Город небольшой, напоминающий резиденцию XVII века; преобладающий колорит ― желтый, местами красно-бурый. На улицах царит аристократическое спокойствие, глаза взыскательного наблюдателя не оскорблены наличием убогих предместий. Осень. Сентябрь. Расцветка парков весьма гармонирует с цветовой гаммой города, что, впрочем, почти не заметно в вечерних сумерках. Идет дождь.

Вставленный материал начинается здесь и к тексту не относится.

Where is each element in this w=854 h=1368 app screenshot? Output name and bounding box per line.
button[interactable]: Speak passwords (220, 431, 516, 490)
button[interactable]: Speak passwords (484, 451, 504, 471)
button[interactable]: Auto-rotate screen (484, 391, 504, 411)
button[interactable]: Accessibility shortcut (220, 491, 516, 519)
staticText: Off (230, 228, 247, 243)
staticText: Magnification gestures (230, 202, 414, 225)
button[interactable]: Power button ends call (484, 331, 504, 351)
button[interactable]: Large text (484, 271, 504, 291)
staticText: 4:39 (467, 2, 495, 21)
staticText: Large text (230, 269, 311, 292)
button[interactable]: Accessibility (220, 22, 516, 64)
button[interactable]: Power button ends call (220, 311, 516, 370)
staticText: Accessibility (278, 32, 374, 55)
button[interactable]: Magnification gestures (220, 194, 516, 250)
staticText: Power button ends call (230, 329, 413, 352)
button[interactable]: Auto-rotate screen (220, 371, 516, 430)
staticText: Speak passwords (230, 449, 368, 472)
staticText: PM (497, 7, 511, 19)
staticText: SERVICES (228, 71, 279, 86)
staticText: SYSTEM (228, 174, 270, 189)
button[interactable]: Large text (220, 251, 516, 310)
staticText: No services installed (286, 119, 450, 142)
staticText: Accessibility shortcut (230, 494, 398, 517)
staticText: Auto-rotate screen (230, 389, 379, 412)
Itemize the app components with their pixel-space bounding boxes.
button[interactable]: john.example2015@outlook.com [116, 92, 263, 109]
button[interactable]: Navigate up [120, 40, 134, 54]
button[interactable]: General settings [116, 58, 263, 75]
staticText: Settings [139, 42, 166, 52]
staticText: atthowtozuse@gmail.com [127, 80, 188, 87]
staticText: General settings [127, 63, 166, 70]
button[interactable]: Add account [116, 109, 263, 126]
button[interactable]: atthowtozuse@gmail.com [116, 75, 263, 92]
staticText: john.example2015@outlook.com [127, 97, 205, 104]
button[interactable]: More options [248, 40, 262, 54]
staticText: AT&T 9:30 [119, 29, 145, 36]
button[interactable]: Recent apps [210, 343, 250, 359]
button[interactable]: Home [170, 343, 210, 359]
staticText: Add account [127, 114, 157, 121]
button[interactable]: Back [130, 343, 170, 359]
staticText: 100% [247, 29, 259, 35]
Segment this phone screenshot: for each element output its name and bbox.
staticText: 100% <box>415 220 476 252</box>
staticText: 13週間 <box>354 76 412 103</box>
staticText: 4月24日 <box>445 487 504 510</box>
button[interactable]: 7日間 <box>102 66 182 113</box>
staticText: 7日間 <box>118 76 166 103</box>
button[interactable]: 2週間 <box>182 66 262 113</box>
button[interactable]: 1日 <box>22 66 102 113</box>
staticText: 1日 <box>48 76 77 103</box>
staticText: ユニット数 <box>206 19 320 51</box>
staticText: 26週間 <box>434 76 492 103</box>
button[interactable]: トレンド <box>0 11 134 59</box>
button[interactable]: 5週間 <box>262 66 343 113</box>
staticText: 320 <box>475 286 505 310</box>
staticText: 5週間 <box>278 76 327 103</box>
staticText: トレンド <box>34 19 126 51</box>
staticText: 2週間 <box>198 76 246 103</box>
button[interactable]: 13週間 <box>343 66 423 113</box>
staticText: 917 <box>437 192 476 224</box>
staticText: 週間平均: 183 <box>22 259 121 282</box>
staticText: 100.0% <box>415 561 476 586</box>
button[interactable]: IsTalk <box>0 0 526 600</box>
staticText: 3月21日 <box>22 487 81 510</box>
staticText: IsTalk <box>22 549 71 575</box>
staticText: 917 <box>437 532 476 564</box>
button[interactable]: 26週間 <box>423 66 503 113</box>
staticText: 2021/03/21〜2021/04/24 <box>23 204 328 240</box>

В окне дома, напротив великолепного даже в полутьме палаццо Кариньяно, горит свет. Вполоборота к окну за массивным столом сидит человек сорока с небольшим лет. Он может оказаться и старше ― лицо несет на себе следы тяжелого нервного истощения; гнетущее впечатление усиливают мечущиеся отблески пламени в камине. Углы рта под пышными усами заметно дрожат. Глаза полуприкрыты.
Вертится валик фонографа ― с хрипением, производя звуки, в которых угадывается увертюра к «Кольцу нибелунгов» Вагнера. На столе ― чернильница, ручка с металлическим пером, стопка бумаги и переплетенный в кожу томик с золотым тиснением на обложке ― «Verbrechen und Bestrafung».
Пальцы вертят запечатанный конверт с витиевато выписанным именем адресата. Не вскрывая, человек за столом отбрасывает конверт в сторону, на край стола, берет из стопки лист бумаги, обмакивает перо в чернила. На чистый лист ложатся строчки по-французски.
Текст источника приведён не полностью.